The British rider intentionally kept her pregnancy a secret at the time, and when word got out, she faced the anticipated backlash from British papers, including a front-page story in The Times. Years later, it may be King who got the last laugh, as that same daughter, Emily, is now a 5*-level eventer in her own right. 

“So many people said I’d lose my edge when I had children,” King told Country Life in 2008. “But, much as I love them, the drive’s very much still there.” 

Anky van Grunsven

Anky van Grunsven during the Beijing 2008 Olympic Games. ©FEI

There’s perhaps no more coveted a prize for equestrians than an individual Olympic gold medal, and one rider who knows all about that sensation is three-time Dutch Olympic Champion Anky van Grunsven.
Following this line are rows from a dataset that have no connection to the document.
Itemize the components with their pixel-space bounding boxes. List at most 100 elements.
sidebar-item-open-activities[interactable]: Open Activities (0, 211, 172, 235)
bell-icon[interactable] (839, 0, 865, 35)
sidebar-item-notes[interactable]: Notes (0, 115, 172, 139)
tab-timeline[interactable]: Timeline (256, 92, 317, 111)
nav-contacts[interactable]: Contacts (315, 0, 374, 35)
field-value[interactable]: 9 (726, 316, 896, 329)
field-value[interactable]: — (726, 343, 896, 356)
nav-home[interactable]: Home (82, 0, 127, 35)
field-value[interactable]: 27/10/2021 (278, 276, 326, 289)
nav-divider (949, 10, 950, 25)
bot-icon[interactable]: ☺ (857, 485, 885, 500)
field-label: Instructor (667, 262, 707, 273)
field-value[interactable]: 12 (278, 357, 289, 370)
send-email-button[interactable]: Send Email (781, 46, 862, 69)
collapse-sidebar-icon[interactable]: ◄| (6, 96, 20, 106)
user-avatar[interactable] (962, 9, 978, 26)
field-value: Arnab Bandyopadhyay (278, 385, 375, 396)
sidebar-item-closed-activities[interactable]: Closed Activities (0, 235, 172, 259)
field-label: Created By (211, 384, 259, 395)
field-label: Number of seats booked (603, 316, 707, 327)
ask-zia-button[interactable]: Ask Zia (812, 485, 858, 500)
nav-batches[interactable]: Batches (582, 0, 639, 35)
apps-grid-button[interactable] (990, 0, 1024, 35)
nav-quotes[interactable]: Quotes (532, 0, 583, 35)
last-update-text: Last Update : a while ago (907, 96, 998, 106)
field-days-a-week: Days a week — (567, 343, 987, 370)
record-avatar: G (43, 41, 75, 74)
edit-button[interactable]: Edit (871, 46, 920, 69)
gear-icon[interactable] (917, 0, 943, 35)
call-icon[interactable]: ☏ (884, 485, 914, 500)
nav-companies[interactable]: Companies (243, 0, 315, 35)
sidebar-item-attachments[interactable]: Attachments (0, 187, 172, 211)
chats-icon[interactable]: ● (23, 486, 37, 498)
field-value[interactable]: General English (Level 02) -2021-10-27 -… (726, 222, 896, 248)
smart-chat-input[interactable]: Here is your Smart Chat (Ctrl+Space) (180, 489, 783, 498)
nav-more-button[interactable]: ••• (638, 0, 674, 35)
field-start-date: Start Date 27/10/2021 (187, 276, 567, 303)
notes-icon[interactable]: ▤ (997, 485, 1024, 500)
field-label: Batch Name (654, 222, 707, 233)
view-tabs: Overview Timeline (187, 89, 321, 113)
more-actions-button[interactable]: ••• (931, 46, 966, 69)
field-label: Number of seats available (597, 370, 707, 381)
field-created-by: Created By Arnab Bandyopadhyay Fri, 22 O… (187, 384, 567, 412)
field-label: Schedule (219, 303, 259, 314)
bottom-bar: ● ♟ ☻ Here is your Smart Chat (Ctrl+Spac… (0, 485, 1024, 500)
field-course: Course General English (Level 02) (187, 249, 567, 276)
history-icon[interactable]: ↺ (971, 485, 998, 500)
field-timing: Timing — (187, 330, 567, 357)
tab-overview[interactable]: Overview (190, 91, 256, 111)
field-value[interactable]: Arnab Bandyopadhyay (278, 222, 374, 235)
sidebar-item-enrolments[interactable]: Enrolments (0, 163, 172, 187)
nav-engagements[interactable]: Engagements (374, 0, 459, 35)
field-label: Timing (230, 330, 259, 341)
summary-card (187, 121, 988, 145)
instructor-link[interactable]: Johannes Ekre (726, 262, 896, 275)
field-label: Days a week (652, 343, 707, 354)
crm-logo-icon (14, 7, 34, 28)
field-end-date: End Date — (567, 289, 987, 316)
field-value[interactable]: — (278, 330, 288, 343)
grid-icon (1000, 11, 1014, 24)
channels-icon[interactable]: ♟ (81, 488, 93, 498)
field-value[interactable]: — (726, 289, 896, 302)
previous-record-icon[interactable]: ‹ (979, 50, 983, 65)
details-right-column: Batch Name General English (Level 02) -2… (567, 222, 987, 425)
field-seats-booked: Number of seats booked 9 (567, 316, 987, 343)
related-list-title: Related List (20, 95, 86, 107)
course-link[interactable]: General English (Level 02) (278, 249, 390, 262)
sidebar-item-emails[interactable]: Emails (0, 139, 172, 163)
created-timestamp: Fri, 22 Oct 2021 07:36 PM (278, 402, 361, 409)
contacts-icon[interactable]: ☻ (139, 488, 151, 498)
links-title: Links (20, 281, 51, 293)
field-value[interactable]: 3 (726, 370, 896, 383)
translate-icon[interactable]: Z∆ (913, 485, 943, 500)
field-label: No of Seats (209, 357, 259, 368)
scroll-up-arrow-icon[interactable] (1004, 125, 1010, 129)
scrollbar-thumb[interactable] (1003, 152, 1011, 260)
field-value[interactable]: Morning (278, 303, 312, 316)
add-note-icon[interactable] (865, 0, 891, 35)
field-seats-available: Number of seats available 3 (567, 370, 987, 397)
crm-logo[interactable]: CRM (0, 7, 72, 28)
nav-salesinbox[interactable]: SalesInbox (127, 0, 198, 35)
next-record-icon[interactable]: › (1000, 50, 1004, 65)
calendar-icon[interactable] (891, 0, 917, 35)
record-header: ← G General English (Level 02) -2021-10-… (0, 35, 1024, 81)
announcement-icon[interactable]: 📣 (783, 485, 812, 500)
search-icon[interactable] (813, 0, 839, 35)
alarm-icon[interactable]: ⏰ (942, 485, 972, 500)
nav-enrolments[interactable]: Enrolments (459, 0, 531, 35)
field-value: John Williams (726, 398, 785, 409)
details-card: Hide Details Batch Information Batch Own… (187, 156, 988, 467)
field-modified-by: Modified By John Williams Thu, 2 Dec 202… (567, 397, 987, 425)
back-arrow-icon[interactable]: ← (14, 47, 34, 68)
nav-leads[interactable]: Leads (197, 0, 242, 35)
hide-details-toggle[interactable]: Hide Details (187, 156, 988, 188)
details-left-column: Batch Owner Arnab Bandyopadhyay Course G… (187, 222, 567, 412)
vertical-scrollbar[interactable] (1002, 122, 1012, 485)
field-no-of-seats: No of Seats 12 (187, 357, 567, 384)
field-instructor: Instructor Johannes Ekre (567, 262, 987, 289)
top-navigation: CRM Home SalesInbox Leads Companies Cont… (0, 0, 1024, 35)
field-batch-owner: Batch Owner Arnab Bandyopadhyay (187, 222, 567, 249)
In 2004, van Grunsven already had one Olympic gold under her belt with Bonfire in 2000, so she was well familiar with the challenges and pressure of the Games when she arrived in Athens in 2004. But she didn’t arrive alone.

At the time, van Grunsven was already four months pregnant with her son Yannick. “I didn’t tell anybody because it was so hot in Athens, and I didn’t want anybody to worry,” van Grunsven has said

Once again, though, the Dutch phenom didn’t miss a beat, and she didn’t miss a beat again at Beijing four years later, earning yet another gold. In doing so, van Grunsven became the only rider in history to win three, consecutive, Olympic individual gold medals—nine Olympic medals in total—and to do so before, during, and after being pregnant with not one but two children (Ava Eden was born in 2007). Super-mom indeed.